Adaptive Conformal Prediction for Improving Factuality of Generations by Large Language Models
Summary: arXiv:2604.13991v1 Announce Type: cross
Abstract
Large language models (LLMs) have transformed natural language processing; however, they are often prone to generating factually incorrect outputs. Recent advancements have applied conformal prediction techniques to provide uncertainty estimates and statistical guarantees regarding the factuality of LLM outputs. Despite these advancements, current methodologies are typically not prompt-adaptive, which restricts their ability to capture the variability that depends on specific inputs. This limitation can lead to two significant issues: over-coverage, where too few items are filtered out, and under-coverage, where too many items are excluded based on a given prompt or task.
Introduction
In light of these challenges, we propose a novel adaptive conformal prediction approach that enhances existing conformal score transformation methods tailored for LLMs. This approach shows promise for applications in long-form generation and multiple-choice question answering. By enabling prompt-dependent calibration, our method retains marginal coverage guarantees while achieving significant improvements in conditional coverage.
Key Features of the Proposed Approach
- Prompt-Dependent Calibration: Our method adjusts its predictions based on the specific context provided by the prompt, allowing for more accurate and relevant outputs.
- Marginal and Conditional Coverage: The approach maintains essential statistical guarantees while improving the reliability of generated responses.

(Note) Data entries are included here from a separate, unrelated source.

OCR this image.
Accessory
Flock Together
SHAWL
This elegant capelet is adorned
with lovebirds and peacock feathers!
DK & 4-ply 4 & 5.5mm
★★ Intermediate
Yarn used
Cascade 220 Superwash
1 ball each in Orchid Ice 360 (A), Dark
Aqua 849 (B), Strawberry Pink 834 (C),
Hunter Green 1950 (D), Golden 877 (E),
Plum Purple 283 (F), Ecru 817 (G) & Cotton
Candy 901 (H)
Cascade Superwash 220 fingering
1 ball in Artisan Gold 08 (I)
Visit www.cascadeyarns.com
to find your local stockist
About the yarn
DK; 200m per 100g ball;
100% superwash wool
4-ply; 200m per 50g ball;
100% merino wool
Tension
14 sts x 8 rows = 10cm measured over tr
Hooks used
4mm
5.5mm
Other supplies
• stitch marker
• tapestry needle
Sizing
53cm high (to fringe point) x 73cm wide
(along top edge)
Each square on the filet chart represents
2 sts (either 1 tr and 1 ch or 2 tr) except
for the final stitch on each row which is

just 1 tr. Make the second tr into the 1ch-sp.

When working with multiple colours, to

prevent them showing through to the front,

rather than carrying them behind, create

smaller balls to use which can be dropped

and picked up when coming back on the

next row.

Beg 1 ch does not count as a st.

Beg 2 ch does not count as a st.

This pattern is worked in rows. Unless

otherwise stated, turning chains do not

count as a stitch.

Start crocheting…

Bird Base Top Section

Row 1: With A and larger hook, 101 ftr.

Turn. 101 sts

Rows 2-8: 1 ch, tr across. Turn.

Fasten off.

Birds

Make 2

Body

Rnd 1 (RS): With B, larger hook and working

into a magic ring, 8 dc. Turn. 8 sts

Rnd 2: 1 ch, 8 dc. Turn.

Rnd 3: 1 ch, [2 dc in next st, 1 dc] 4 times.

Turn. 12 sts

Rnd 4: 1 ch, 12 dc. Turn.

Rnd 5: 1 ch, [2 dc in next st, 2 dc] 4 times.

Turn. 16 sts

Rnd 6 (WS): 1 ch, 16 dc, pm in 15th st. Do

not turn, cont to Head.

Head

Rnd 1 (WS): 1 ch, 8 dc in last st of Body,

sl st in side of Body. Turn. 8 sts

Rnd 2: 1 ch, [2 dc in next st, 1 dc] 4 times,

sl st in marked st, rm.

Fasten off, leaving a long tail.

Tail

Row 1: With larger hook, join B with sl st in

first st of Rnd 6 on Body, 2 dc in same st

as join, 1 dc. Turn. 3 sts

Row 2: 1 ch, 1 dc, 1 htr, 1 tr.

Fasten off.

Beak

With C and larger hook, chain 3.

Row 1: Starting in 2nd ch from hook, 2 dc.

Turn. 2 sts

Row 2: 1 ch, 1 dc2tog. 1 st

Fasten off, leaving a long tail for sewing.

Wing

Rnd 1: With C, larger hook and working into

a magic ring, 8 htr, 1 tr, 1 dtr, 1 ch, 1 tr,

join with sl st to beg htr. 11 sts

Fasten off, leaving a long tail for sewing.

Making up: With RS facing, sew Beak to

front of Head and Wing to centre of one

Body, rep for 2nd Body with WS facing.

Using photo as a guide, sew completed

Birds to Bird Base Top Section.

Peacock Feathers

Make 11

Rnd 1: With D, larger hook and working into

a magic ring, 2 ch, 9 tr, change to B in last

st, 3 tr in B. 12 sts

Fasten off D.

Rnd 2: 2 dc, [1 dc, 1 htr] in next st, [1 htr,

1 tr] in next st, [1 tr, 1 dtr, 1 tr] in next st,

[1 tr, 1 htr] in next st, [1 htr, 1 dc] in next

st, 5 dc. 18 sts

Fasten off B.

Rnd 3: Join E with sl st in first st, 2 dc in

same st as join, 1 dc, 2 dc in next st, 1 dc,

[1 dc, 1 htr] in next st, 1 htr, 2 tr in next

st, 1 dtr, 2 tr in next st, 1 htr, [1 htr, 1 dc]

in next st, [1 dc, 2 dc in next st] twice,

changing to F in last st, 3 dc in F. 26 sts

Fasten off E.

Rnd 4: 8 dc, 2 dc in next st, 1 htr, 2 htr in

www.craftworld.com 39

- Selective Prediction: It allows for the filtering of unreliable claims or answer choices, enhancing the overall quality of downstream applications.
Evaluation and Results
We conducted extensive evaluations across several white-box models and diverse application domains to assess the efficacy of our adaptive conformal prediction approach. The results indicate that our method significantly outperforms existing baselines in terms of conditional coverage, addressing the limitations of previous approaches effectively.
Conclusion
As large language models continue to evolve, the need for reliable factuality in their outputs becomes increasingly critical. Our adaptive conformal prediction technique represents a significant advancement in this field, providing a robust framework for improving the factual accuracy of LLM generations. By leveraging prompt-adaptive techniques, we can better align model outputs with user expectations, ultimately leading to more trustworthy AI applications.
Future Directions
Looking ahead, further research will focus on refining our approach and exploring its applicability in other areas of natural language processing. We aim to enhance the adaptability of our methods and investigate their potential for real-time applications where factual accuracy is paramount.